Book Note: Chief of MacKay

Originally published on Livejournal, June 5th, 2008.

Ian Grimble’s Chief of Mackay is the first volume of his Strathnaver Trilogy:

…. bringing into focus and describing in tragic detail the fate of the Mackay country – Duthaich ‘Ic Aoidh – in the far northwest of Scotland. Because of gradual changes in the idea of chieftainship, the people underwent a transformation from a traditional tight-knit Gaelic-speaking community to a down-trodden helot population to be cleared away at the will of the landowner and replaced by sheep.

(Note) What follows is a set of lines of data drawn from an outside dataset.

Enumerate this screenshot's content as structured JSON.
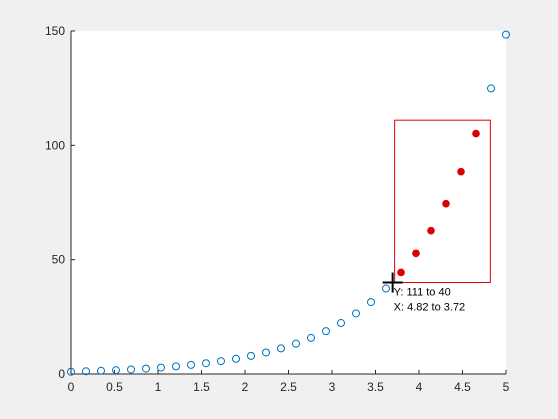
{
  "chart_data": {
    "type": "scatter",
    "title": "",
    "xlabel": "",
    "ylabel": "",
    "xlim": [
      0,
      5
    ],
    "ylim": [
      0,
      150
    ],
    "grid": false,
    "xticks": [
      "0",
      "0.5",
      "1",
      "1.5",
      "2",
      "2.5",
      "3",
      "3.5",
      "4",
      "4.5",
      "5"
    ],
    "yticks": [
      "0",
      "50",
      "100",
      "150"
    ],
    "series": [
      {
        "marker": "open-circle",
        "color": "#0072BD",
        "x": [
          0,
          0.1724,
          0.3448,
          0.5172,
          0.6897,
          0.8621,
          1.0345,
          1.2069,
          1.3793,
          1.5517,
          1.7241,
          1.8966,
          2.069,
          2.2414,
          2.4138,
          2.5862,
          2.7586,
          2.931,
          3.1034,
          3.2759,
          3.4483,
          3.6207,
          3.7931,
          3.9655,
          4.1379,
          4.3103,
          4.4828,
          4.6552,
          4.8276,
          5.0
        ],
        "y": [
          1.0,
          1.19,
          1.41,
          1.68,
          1.99,
          2.37,
          2.81,
          3.34,
          3.97,
          4.72,
          5.61,
          6.66,
          7.92,
          9.41,
          11.18,
          13.28,
          15.78,
          18.75,
          22.28,
          26.47,
          31.45,
          37.37,
          44.4,
          52.76,
          62.68,
          74.47,
          88.48,
          105.13,
          124.9,
          148.41
        ]
      }
    ],
    "selection": {
      "color": "#DD0000",
      "x_range": [
        3.72,
        4.82
      ],
      "y_range": [
        40,
        111
      ],
      "highlighted_x": [
        3.7931,
        3.9655,
        4.1379,
        4.3103,
        4.4828,
        4.6552
      ],
      "highlighted_y": [
        44.4,
        52.76,
        62.68,
        74.47,
        88.48,
        105.13
      ]
    },
    "annotations": {
      "y_readout": "Y: 111 to 40",
      "x_readout": "X: 4.82 to 3.72"
    }
  }
}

In the late 16th century the Chief of Mackay was forced to become a feudal vassal of of the powerful Gordon family, becoming subject to the Earl of Sutherland. Most of the book is about the efforts of the Gordons to obtain direct ownership of the MacKay territories. From a letter of Sir Robert Gordon to his nephew, the Earl of Sutherland:

“Use Mackay rather as your vassal than as your companion, and because they are usually proud and arrogant let them know that you are their superior.” [p. 120]

The Gordon plan for the Mackay territories was cultural genocide. They intended to eliminated the Highland dress. More from Sir Robert’s advice to his nephew:

“Use your diligence to take away the reliques of the Irishe barbaritie which as yet remains in your countrey, to wit, the Irishe language and the habit, Purge your countrey peice and peice from that unciwill kynd of cloithes, such as plaids, mantles, truses and blew bonnets. Mak sewere acts against those that shall weare them. Cause the inhabitants of the countrey to cloith them selves as the most ciwill prowinces of the Kingdome do, with doublet, cloiks and hats, which they may do with less chargs then the other. It is no excuse which some wold pretend alledgeing that unciwill habit to be lightest among the montanes. They may cloith them selfs (if they list) with coats and breiches of one color, as light and handsome as plaid and truses.” [p. 121]

As for their Gaelic language:

“The Irish [Gaelic] language cannot so soon be extinguished. To help this, plant schools in every corner of the the country to instruct the you to speak English”. [p. 121].

Donald Mackay, first Lord Reay, raised a regiment of his Highlanders to fight in the 30 Year’s War, the only Highland clan regiment of all the Scots who fought in that conflict. The regiment fought well for King Christian IV of Denmark and King Gustavus Adolphus of of Sweden. Unfortunately, King Christian and King Charles I of Scotland and England (who also promised to support this venture) did not pay Mackay the funds they promised him. This left him deeply in debt, and he was forced to mortgage and then sell much of the ancestral Mackay country to the Gordons to meet his obligations.

By 1649 the situation of the Mackays was getting desperate. They were saved by the unlikely combination of Oliver Cromwell, King Charles II, and King William III. The end of the Gaelic society of Strathnaver was postponed for another century and a half.